Cameroun : des étudiants ouverts aux savoirs des plus pauvres
Pascal est consultant et formateur dans un cabinet spécialisé en communication et développement communautaire à Yaoundé, au Cameroun. Il est aussi membre des Amis d’ATD Quart Monde. Il a créé un groupe de recherche avec des étudiants de l’Université de Yaoundé II – Soa où il transmet ce qu’il a appris dans son engagement avec des personnes qui ont l’expérience de la pauvreté.
Pascal les a rencontrés lors d’une visite à la Fondation Petit Dan et Sarah, un orphelinat situé à Soa, à 17 km du Centre-Ville de Yaoundé, Cameroun. Une dizaine de jeunes étudiants de l’Université de Yaoundé II – Soa se mobilisent régulièrement pour donner un coup de main à l’équipe d’encadrement de l’école de la Fondation. « Nous avons créé notre groupe de bénévoles dans le souci de donner un peu de notre temps à ces enfants et à d’autres qui se sentent un peu isolés au sein de la société » explique l’un d’eux.
Un engagement social qui a du sens
Dans un environnement où les étudiants sont généralement « jaloux de leur temps», à cause des conditions difficiles dans lesquelles ils étudient, l’initiative des jeunes bénévoles de Soa sort de l’ordinaire.
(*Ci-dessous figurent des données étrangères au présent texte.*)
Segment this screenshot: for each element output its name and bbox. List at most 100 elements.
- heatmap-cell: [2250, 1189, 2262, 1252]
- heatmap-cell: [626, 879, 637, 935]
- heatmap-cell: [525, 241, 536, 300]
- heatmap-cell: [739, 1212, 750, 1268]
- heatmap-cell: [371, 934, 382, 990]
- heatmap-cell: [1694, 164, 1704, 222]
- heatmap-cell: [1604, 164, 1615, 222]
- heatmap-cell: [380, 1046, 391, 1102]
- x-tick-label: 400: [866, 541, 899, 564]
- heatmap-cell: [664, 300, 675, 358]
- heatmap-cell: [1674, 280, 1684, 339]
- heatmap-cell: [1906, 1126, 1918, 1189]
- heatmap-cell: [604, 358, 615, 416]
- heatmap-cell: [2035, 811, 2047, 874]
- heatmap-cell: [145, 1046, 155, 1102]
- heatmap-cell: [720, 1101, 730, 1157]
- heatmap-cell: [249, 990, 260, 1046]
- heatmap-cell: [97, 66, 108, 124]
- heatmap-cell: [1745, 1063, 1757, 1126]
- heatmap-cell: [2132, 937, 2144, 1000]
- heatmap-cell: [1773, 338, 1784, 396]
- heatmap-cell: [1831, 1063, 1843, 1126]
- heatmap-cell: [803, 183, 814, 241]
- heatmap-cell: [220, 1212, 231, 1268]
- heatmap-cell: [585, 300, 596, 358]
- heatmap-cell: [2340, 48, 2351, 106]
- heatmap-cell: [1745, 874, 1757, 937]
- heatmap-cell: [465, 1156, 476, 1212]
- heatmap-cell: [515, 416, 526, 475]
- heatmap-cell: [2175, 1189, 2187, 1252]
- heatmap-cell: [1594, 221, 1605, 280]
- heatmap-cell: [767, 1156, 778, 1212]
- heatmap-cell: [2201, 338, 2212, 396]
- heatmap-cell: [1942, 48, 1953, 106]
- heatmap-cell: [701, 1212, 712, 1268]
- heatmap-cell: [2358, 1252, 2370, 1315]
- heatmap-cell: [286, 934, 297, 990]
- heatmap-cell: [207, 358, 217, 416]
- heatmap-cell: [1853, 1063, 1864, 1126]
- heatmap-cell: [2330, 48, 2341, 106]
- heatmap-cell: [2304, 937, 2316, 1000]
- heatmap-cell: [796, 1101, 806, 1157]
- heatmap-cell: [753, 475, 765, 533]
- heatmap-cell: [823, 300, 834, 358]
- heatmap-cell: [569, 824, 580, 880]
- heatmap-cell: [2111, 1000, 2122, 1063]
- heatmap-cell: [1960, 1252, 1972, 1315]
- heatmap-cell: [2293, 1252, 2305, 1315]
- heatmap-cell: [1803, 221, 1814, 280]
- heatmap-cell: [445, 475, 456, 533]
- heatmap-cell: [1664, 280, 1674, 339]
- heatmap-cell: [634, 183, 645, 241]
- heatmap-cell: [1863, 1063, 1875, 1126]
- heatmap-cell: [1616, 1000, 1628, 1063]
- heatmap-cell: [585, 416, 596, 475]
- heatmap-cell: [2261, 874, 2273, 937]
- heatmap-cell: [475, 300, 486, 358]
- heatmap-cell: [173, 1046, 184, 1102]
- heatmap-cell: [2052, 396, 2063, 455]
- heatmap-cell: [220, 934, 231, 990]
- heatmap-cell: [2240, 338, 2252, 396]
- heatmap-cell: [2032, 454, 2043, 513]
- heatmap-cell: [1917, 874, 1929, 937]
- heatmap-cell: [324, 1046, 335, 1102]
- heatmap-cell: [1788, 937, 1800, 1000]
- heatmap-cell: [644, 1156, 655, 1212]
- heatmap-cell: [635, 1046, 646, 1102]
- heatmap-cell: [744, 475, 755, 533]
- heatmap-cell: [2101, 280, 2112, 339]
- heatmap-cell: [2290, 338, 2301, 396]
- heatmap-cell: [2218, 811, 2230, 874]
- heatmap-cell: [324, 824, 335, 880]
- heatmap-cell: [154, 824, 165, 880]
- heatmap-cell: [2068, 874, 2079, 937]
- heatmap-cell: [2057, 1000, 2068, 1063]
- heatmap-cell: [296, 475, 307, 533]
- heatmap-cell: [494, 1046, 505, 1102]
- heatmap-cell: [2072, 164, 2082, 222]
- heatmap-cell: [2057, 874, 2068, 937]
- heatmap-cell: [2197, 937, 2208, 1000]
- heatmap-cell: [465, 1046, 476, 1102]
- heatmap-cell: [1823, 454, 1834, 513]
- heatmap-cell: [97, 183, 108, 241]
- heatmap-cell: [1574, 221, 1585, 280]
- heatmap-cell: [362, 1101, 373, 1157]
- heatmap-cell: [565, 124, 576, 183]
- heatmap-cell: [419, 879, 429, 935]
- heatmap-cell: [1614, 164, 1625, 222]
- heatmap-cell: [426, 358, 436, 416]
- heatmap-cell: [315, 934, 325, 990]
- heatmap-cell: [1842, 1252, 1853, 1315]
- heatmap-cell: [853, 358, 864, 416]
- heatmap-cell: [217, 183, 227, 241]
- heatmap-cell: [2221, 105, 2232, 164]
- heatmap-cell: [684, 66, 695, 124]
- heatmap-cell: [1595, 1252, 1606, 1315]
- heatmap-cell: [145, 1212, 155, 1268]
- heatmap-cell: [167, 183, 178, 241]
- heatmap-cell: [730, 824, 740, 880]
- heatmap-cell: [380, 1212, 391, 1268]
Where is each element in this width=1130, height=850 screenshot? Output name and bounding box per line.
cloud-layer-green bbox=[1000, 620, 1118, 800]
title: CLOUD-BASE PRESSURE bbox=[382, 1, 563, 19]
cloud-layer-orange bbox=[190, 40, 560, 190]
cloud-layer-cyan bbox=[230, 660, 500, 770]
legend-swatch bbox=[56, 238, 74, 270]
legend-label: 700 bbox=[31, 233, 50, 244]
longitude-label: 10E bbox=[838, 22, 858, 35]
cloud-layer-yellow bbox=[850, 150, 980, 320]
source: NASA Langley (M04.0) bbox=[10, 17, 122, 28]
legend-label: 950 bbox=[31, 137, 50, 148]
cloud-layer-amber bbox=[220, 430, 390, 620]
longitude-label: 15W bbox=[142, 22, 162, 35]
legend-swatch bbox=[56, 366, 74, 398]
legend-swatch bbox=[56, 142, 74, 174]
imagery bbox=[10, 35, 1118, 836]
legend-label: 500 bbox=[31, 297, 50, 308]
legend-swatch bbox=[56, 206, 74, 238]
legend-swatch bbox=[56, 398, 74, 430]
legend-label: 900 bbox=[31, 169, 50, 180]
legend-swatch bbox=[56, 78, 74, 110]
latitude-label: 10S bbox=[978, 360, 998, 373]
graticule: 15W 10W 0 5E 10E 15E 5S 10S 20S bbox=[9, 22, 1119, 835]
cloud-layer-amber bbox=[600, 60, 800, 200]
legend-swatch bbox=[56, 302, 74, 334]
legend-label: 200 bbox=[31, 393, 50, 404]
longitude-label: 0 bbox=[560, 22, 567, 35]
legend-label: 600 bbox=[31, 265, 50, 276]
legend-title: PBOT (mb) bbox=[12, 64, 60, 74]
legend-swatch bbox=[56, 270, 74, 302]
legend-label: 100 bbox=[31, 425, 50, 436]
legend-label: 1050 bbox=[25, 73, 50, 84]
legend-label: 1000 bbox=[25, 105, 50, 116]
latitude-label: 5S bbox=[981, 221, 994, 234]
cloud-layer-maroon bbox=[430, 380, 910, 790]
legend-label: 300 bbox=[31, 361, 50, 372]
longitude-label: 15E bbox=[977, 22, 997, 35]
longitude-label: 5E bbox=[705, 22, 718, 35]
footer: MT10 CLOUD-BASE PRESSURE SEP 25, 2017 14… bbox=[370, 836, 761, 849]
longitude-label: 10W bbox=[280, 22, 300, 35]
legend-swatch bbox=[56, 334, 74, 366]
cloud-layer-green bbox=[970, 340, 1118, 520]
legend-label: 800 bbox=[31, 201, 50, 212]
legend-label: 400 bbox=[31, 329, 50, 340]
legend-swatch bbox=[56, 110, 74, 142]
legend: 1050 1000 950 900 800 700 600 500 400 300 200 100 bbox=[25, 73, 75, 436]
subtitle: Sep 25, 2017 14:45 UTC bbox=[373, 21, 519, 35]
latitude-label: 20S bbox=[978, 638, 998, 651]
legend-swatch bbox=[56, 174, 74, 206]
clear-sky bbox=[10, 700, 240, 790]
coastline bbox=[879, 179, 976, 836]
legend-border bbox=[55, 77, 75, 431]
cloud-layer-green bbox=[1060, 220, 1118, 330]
C’est un acte de courage et de citoyenneté responsable, au-delà de tout caractère humanitaire qu’on peut lui attribuer.
Pour les jeunes bénévoles de Soa, le temps consacré pour les enfants de la Fondation Petit Dan et Sarah est d’abord un investissement social. « Dans ce monde dominé par le capitalisme, il est facile d’abandonner des milliers d’êtres humains au bord de la route ! explique un membre du groupe. Le bénéfice dans ce que nous faisons n’est pas financier. La joie que ces enfants retrouvent à chaque fois que nous les rencontrons est aussi plus importante que des sommes d’argent qu’on pourrait gagner par exemple, si nous investissions notre temps pour donner des cours d’encadrement des enfants dans des familles capables de nous payer. »
Cet engagement est aussi formateur pour ces étudiants. « On exige de l’expérience professionnelle dans les dossiers d’embauche et en même temps, les portes pour le stage sont de plus en plus difficiles à ouvrir pour les jeunes, regrette Sariette, la Présidente du groupe. Nous avons pensé qu’en nous mettant ensemble dans ce groupe, nous pouvons réfléchir sur nos soucis communs et nous soutenir mutuellement, échanger des informations sur les opportunités et nous former à partir des rencontres que nous faisons avec les enfants ici à la Fondation et les autres acteurs qui y passent, comme c’est le cas pour Pascal !»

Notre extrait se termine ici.